The unanswered question is who will assume the mantle of leadership, and the easy guess is Knizner and Palmeiro. Knizner was a 2014 Freshman All-America third baseman, then seamlessly moved behind the plate this year. His leadership of the pitching staff was a team strength. Palmeiro, meanwhile, grew up in major league clubhouses, tagging after his father, 20-year big leaguer Rafael Palmeiro, in late-career stops with the Texas Rangers and Baltimore Orioles. Preston Palmeiro may have the best baseball IQ on the NC State roster, and you would be hard-pressed to name one instance during his first two years with the Wolfpack when he let the game speed up on him. He and Knizner would appear to be 2016’s natural team leaders.
Next up the list is the pitching staff. I’ve earned a reputation as something of a scold on the subject of pitchers who don’t throw strikes, so I’ll try not to dwell too long on the subject here. It is an issue, however, and it’s not just about Wilder, whose upside is so off-the-charts that even an incremental improvement in his command could turn him into a potential All-American and first-round draft pick in 2016.

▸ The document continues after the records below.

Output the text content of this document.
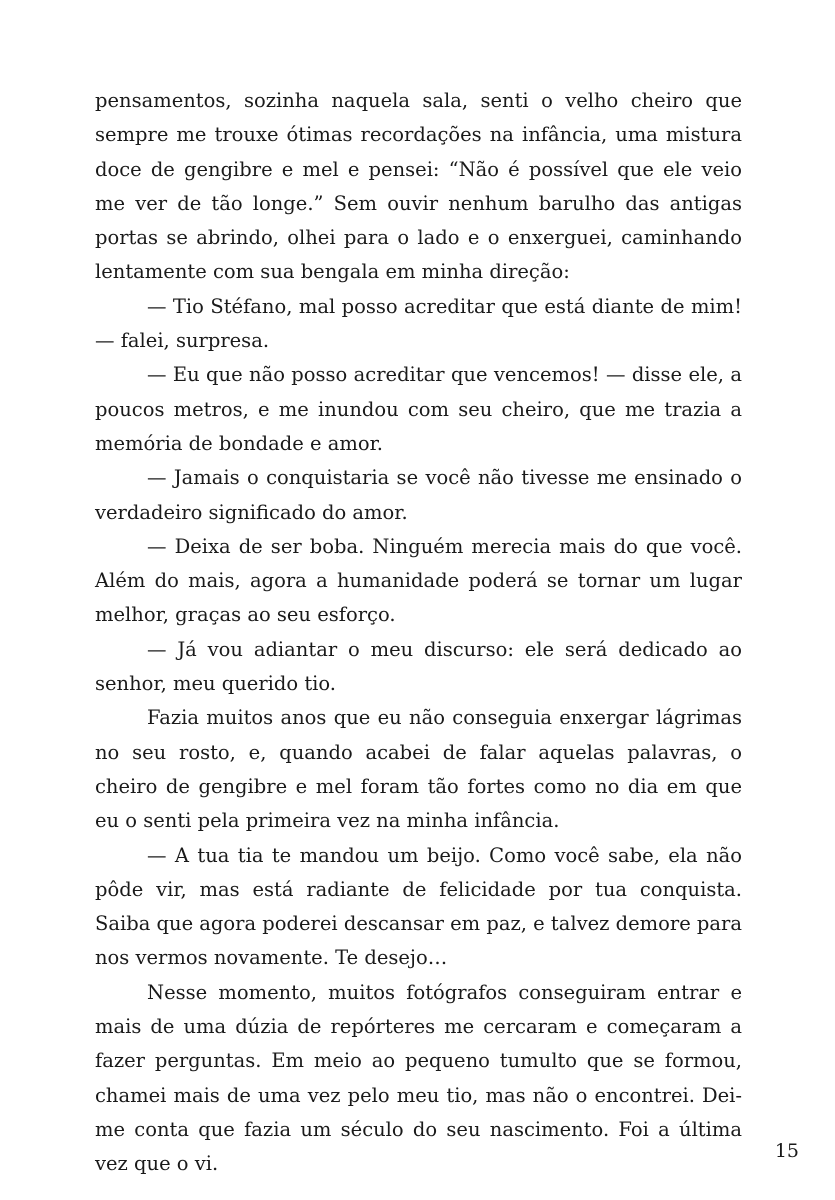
pensamentos, sozinha naquela sala, senti o velho cheiro que sempre me trouxe ótimas recordações na infância, uma mistura doce de gengibre e mel e pensei: “Não é possível que ele veio me ver de tão longe.” Sem ouvir nenhum barulho das antigas portas se abrindo, olhei para o lado e o enxerguei, caminhando lentamente com sua bengala em minha direção:

— Tio Stéfano, mal posso acreditar que está diante de mim! — falei, surpresa.

— Eu que não posso acreditar que vencemos! — disse ele, a poucos metros, e me inundou com seu cheiro, que me trazia a memória de bondade e amor.

— Jamais o conquistaria se você não tivesse me ensinado o verdadeiro significado do amor.

— Deixa de ser boba. Ninguém merecia mais do que você. Além do mais, agora a humanidade poderá se tornar um lugar melhor, graças ao seu esforço.

— Já vou adiantar o meu discurso: ele será dedicado ao senhor, meu querido tio.

Fazia muitos anos que eu não conseguia enxergar lágrimas no seu rosto, e, quando acabei de falar aquelas palavras, o cheiro de gengibre e mel foram tão fortes como no dia em que eu o senti pela primeira vez na minha infância.

— A tua tia te mandou um beijo. Como você sabe, ela não pôde vir, mas está radiante de felicidade por tua conquista. Saiba que agora poderei descansar em paz, e talvez demore para nos vermos novamente. Te desejo…

Nesse momento, muitos fotógrafos conseguiram entrar e mais de uma dúzia de repórteres me cercaram e começaram a fazer perguntas. Em meio ao pequeno tumulto que se formou, chamei mais de uma vez pelo meu tio, mas não o encontrei. Dei-me conta que fazia um século do seu nascimento. Foi a última vez que o vi.

15
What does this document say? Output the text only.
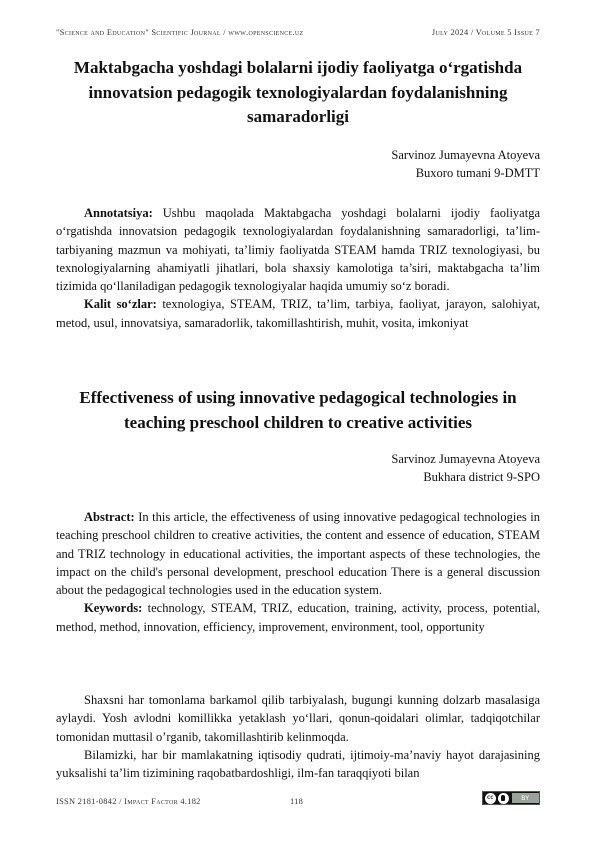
"Science and Education" Scientific Journal / www.openscience.uz	July 2024 / Volume 5 Issue 7
Maktabgacha yoshdagi bolalarni ijodiy faoliyatga o‘rgatishda innovatsion pedagogik texnologiyalardan foydalanishning samaradorligi
Sarvinoz Jumayevna Atoyeva
Buxoro tumani 9-DMTT

Annotatsiya: Ushbu maqolada Maktabgacha yoshdagi bolalarni ijodiy faoliyatga o‘rgatishda innovatsion pedagogik texnologiyalardan foydalanishning samaradorligi, ta’lim-tarbiyaning mazmun va mohiyati, ta’limiy faoliyatda STEAM hamda TRIZ texnologiyasi, bu texnologiyalarning ahamiyatli jihatlari, bola shaxsiy kamolotiga ta’siri, maktabgacha ta’lim tizimida qo‘llaniladigan pedagogik texnologiyalar haqida umumiy so‘z boradi.

Kalit so‘zlar: texnologiya, STEAM, TRIZ, ta’lim, tarbiya, faoliyat, jarayon, salohiyat, metod, usul, innovatsiya, samaradorlik, takomillashtirish, muhit, vosita, imkoniyat

Effectiveness of using innovative pedagogical technologies in teaching preschool children to creative activities
Sarvinoz Jumayevna Atoyeva
Bukhara district 9-SPO

Abstract: In this article, the effectiveness of using innovative pedagogical technologies in teaching preschool children to creative activities, the content and essence of education, STEAM and TRIZ technology in educational activities, the important aspects of these technologies, the impact on the child's personal development, preschool education There is a general discussion about the pedagogical technologies used in the education system.

Keywords: technology, STEAM, TRIZ, education, training, activity, process, potential, method, method, innovation, efficiency, improvement, environment, tool, opportunity

Shaxsni har tomonlama barkamol qilib tarbiyalash, bugungi kunning dolzarb masalasiga aylaydi. Yosh avlodni komillikka yetaklash yo‘llari, qonun-qoidalari olimlar, tadqiqotchilar tomonidan muttasil o’rganib, takomillashtirib kelinmoqda.

Bilamizki, har bir mamlakatning iqtisodiy qudrati, ijtimoiy-ma’naviy hayot darajasining yuksalishi ta’lim tizimining raqobatbardoshligi, ilm-fan taraqqiyoti bilan

ISSN 2181-0842 / Impact Factor 4.182	118	cc	BY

If this was a matter of one pitcher fighting to find the strike zone, then we wouldn’t even be having this discussion, but as a staff — as a staff! — NC State averaged 4.62 walks per nine innings in 2015. Five Wolfpack pitchers averaged more than 5.0 walks per nine innings. Pack pitchers walked six or more 20 times in 59 games. They walked five or more 30 times. Lack of command is usually, although not always, incurable, at least in college where winning matters and the leash is subsequently short. The light may turn on for one pitcher, but the odds of several figuring it out at once, well, that’s a long shot.
With all that said, there is hope for this staff, but also considerable work still to be done. The Wolfpack held opposing hitters to a .215 batting average, second best in the conference, but erratic control — 274 walks and an ACC-worst 79 hit batters — led to a .335 opponents on-base percentage. Sixty-four wild pitches, two shy of the league lead, led to at least that many free extra bases (probably somewhere in the neighborhood of 20 or more extra runs, but that’s an educated guess). Deep pitch counts by starting pitchers forced the bullpen to throw 35 more innings than the starters for the season.
Despite this wild ride, NC State finished the year with a remarkable 2.93 staff ERA, second in the ACC and a tribute to first-year pitching coach Scott Foxhall, who took over a young and inexperienced pitching staff and deftly guided it all the way to the finals of an NCAA regional. And despite the meltdown in the regional finals in Fort Worth, NC State still might have beaten TCU and advanced to a Super Regional except for one of the worst balk calls in the history of the game.
Speaking of the meltdown in Fort Worth, how NC State recovers from that has to rank at the top of any list of questions facing the Wolfpack in 2016. Rogers assumes that the Pack will be stronger for it, another fact not yet in evidence (objection overruled!), yet Rogers is likely right. One thing is for certain — the 2016 Wolfpack will either be defined by that meltdown or will return to campus in the fall with a steely resolve not to let that happen ever again. This goes back to the leadership issue discussed above. With a strong and deep nucleus of experienced position players back next year, it only stands to reason this team could be one of the best and mentally toughest late-inning teams in the country.
Does all of that add up to a trip to Omaha? Not necessarily, but it should put NC State on the short list of College World Series contenders.